The group’s growing clout is evident in:
Trade diversification: BRICS nations are increasingly trading in local currencies, aiming to reduce dependence on the US dollar.
Strategic alliances: The platform now attracts interest from countries disillusioned with Western-centric institutions like the IMF and World Bank.
Institutional capacity: The New Development Bank, initiated by BRICS, offers an alternative source of funding for infrastructure and development without traditional Western conditionalities.
The message is clear: BRICS is positioning itself as a counterbalance to US-led global systems.
Washington’s Pushback
The United States, under the Trump administration, has responded with aggressive tariff strategies and warnings aimed at both BRICS members and potential joiners. Threats of up to 100% tariffs on BRICS exports targeting countries that bypass the US dollar are not just economic measures—they are signals of Washington’s determination to retain its central role in global trade.
This protectionist stance, however, carries risks. Tariffs can:
Strain relations with key allies such as Canada and Mexico, both of whom now show signs of engaging more openly with BRICS countries.
Trigger retaliatory measures, potentially hurting US exporters and investors abroad.
Increase domestic prices for goods reliant on BRICS-sourced imports.
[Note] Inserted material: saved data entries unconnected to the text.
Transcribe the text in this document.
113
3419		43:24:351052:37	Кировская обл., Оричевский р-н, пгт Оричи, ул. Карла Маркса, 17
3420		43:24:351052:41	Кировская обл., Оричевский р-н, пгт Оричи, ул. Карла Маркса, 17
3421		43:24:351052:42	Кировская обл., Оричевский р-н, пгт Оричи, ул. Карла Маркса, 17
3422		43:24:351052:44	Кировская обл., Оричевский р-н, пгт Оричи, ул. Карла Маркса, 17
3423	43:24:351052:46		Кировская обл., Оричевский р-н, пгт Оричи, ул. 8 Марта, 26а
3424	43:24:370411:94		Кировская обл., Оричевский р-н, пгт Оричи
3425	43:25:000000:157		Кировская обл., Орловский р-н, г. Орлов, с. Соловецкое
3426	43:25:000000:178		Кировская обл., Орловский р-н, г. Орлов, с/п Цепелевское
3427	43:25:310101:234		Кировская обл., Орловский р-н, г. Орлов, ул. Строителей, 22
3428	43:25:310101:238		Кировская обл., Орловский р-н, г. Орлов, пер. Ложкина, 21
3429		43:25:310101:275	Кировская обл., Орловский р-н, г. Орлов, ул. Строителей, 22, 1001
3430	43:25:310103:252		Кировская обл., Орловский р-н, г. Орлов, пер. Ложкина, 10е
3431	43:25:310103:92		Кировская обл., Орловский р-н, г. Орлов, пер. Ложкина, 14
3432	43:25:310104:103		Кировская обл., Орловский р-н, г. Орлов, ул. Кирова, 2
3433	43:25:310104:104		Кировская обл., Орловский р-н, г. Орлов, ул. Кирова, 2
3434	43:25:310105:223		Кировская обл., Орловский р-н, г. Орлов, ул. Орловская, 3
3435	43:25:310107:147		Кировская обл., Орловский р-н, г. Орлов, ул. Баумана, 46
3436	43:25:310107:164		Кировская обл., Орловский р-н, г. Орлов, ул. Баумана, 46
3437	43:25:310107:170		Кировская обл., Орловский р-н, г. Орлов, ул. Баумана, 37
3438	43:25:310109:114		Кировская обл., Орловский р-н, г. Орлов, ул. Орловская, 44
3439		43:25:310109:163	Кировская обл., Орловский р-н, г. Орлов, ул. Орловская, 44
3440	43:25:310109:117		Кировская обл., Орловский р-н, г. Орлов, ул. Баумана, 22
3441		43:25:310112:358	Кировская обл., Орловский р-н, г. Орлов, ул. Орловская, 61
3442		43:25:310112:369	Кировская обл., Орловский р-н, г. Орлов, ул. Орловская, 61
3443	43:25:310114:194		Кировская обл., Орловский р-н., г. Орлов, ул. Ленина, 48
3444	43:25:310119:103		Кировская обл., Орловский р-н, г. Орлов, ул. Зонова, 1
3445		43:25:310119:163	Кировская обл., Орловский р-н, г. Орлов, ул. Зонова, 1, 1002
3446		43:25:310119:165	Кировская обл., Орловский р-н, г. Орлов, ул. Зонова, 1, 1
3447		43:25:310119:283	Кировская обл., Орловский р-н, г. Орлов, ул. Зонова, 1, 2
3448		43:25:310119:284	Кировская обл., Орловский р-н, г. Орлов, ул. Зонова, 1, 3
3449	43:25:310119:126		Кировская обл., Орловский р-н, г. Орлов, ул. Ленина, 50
Economic Risks on Both Sides
While the US remains the world’s largest economy, its strategy risks alienating traditional partners. According to trade analysts, if tariff tensions escalate, US GDP growth could slow by 0.4–0.6% over the next two years, with manufacturing and agriculture being the most affected sectors.
For BRICS, the challenge is different. Despite their collective economic size rivaling that of the US, many member economies remain heavily integrated with US trade and investment flows. Any miscalculation could disrupt exports, foreign direct investment, and technology transfers.
The Currency Question
A potential game-changer could be the creation of a BRICS currency, designed to rival the US dollar in global trade. While such a move could reduce dollar dependency, experts caution that dethroning the greenback will be an uphill climb. The dollar’s dominance is reinforced by:
Deep and liquid financial markets in the US.
The role of the dollar as the primary reserve currency for over 60% of global central bank holdings.
Network effects from decades of trade invoicing, debt issuance, and commodity pricing in dollars.
Unless BRICS can replicate the trust, stability, and scale of the US financial system, the dollar’s dominance will likely persist.
No Clear Winner—Yet
Current evidence suggests a stalemate rather than a decisive victory for either side:
BRICS is becoming more influential, drawing in countries seeking alternatives to US-led systems.
The US still holds systemic advantages in finance, defense, and innovation but faces the growing challenge of maintaining global leadership without alienating allies.
The real risk is not that one side “wins” outright, but that intensifying rivalry fractures the global economic system into competing blocs—reducing efficiency, increasing costs, and limiting cooperation on shared global challenges like climate change and public health.
Bottom Line: BRICS is rising, but not yet ready to replace US leadership; the US remains dominant but faces unprecedented challenges. The more both sides escalate, the more likely the global economy will bear the cost of a divided world order.